John Johnson passa la plus grande partie de son enfance au fort Johnson (près d’Amsterdam), sur la rivière Mohawk. Il reçut son instruction à la maison et fréquenta sporadiquement le College and Academy of Philadelphia de 1757 à 1760. À l’âge de 13 ans, il participa comme volontaire, sous le commandement de son père, à la bataille du lac George (lac Saint-Sacrement, New York) contre les Français. Par la suite, il l’accompagna lors d’expéditions au fort Niagara (près de Youngstown) et à Detroit. Il assista à la plupart des conférences que son père, devenu sir William, tint avec les Indiens, y compris celle du fort Stanwix (Rome, New York) en 1768, qui aboutit à la délimitation d’une frontière entre le territoire des Blancs et celui des Indiens. En 1764, après le soulèvement de Pondiac*, il s’acquitta de façon satisfaisante de la direction d’une expédition indienne dans la région de l’Ohio. Ensuite, de 1765 à 1767, il passa son temps à visiter les îles Britanniques. C’est pendant cette période que George III le fit chevalier, comme il l’avait promis à sir William.
À son retour au pays, sir John Johnson était devenu un farouche partisan du roi et méprisait presque quiconque osait critiquer la politique royale. Il s’établit au fort Johnson et prit Clarissa Putnam comme épouse de fait ; en 1773, toutefois, il céda au vœu de son père qui souhaitait le voir contracter mariage dans l’aristocratie new-yorkaise. Il amena au fort Johnson sa nouvelle femme, Mary Watts, et répudia Clarissa Putnam, tout en continuant d’assurer sa subsistance et celle de leurs deux enfants. Il ne céda cependant pas au deuxième vœu de son père, qui était de préparer sa candidature à la surintendance des Indiens du Nord, car il préférait l’existence délassante du gentleman campagnard. À la mort de sir William en 1774, il hérita du titre de baronnet et d’environ 200 000 acres de terre, puis s’installa à Johnson Hall (Johnstown). Il assuma la responsabilité des nombreux fermiers et accepta la commission de major général de la milice du district.

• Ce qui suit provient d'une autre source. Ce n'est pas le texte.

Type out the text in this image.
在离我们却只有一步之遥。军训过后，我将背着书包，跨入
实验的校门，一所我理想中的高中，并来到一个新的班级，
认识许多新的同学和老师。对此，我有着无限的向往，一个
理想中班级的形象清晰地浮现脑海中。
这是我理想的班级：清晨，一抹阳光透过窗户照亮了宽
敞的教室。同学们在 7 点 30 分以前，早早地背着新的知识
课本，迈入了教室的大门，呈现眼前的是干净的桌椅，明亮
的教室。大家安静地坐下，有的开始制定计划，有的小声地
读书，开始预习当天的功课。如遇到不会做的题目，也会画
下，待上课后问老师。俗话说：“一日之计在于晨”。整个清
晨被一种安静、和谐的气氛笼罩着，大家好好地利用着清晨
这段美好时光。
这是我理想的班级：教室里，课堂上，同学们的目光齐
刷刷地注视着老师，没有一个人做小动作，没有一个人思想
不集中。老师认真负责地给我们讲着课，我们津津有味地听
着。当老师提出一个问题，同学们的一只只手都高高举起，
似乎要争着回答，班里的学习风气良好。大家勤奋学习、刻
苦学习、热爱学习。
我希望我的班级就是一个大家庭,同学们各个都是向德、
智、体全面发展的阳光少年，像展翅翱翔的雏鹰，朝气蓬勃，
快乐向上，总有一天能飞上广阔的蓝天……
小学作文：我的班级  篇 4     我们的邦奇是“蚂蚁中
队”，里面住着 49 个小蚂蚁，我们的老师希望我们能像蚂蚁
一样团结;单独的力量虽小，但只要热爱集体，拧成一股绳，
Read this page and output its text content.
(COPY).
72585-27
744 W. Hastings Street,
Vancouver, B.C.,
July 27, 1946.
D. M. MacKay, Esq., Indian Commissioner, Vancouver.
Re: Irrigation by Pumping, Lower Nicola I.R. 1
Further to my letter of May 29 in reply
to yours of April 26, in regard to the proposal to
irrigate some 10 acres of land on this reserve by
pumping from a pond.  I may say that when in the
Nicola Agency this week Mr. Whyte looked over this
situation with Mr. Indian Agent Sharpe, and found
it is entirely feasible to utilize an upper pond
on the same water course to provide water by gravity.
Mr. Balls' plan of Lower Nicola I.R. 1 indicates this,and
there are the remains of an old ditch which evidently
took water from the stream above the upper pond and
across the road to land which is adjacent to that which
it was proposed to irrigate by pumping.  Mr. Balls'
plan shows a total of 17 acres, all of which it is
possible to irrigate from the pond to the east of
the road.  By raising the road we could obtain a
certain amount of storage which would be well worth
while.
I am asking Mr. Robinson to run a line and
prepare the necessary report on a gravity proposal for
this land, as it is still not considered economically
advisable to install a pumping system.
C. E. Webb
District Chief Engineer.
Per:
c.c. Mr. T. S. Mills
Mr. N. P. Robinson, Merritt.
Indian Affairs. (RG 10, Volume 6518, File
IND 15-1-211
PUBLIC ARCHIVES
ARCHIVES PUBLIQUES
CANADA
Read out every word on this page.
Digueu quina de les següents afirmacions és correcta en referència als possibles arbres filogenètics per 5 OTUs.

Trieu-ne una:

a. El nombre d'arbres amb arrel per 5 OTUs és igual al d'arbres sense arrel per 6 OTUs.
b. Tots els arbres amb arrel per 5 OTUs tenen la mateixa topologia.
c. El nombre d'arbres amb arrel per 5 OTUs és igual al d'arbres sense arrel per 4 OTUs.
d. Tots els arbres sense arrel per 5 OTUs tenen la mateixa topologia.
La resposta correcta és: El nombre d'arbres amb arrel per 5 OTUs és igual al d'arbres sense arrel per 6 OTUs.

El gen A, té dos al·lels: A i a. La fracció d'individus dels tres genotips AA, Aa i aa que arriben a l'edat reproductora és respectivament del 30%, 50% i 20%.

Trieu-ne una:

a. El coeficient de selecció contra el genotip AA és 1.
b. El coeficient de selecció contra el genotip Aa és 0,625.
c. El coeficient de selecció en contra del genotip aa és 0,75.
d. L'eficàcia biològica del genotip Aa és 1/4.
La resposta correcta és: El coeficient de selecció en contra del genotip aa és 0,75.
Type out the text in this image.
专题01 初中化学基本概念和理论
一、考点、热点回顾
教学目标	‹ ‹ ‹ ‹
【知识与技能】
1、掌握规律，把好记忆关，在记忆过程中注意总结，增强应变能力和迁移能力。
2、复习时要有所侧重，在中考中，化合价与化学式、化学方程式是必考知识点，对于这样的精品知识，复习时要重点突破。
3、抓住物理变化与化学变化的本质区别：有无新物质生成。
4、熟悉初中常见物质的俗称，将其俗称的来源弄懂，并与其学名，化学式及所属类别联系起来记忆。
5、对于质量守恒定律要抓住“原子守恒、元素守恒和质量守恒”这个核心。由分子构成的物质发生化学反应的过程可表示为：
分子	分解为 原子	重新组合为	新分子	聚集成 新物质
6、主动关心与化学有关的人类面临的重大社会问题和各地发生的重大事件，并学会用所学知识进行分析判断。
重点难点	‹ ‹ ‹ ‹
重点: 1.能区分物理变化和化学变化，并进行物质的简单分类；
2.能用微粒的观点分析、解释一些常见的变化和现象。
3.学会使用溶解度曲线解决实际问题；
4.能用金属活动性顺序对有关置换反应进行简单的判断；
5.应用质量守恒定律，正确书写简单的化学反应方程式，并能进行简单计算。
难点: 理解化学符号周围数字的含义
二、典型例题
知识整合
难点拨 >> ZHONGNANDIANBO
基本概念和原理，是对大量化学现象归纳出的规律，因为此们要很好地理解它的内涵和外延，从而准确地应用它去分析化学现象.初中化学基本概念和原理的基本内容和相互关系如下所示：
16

Pendant les premières années de la Révolution américaine, sir John et ses beaux-frères Christian Daniel Claus* et Guy Johnson* tentèrent en vain d’assurer la loyauté des habitants de la vallée de la Mohawk. Ses beaux-frères s’enfuirent vers la province de Québec en 1775 et lui-même en fit autant au printemps de 1776, échappant de justesse à un détachement de soldats envoyé pour l’arrêter. À son arrivée à Montréal, il fut chargé de recruter le premier bataillon du King’s Royal Regiment of New York puis, en 1780, d’en recruter un deuxième. En 1777, il participa au siège du fort Stanwix, qui se solda par un échec [V. Barrimore Matthew St Leger*], puis commanda les troupes qui défirent les Américains tout près de là, à Oriskany [V. Kaieñˀkwaahtoñ*]. Tout en menant des raids dans la vallée de la Mohawk en 1780, il fit dévaster la campagne et brûler d’énormes quantités de céréales et de farine destinées à l’armée continentale.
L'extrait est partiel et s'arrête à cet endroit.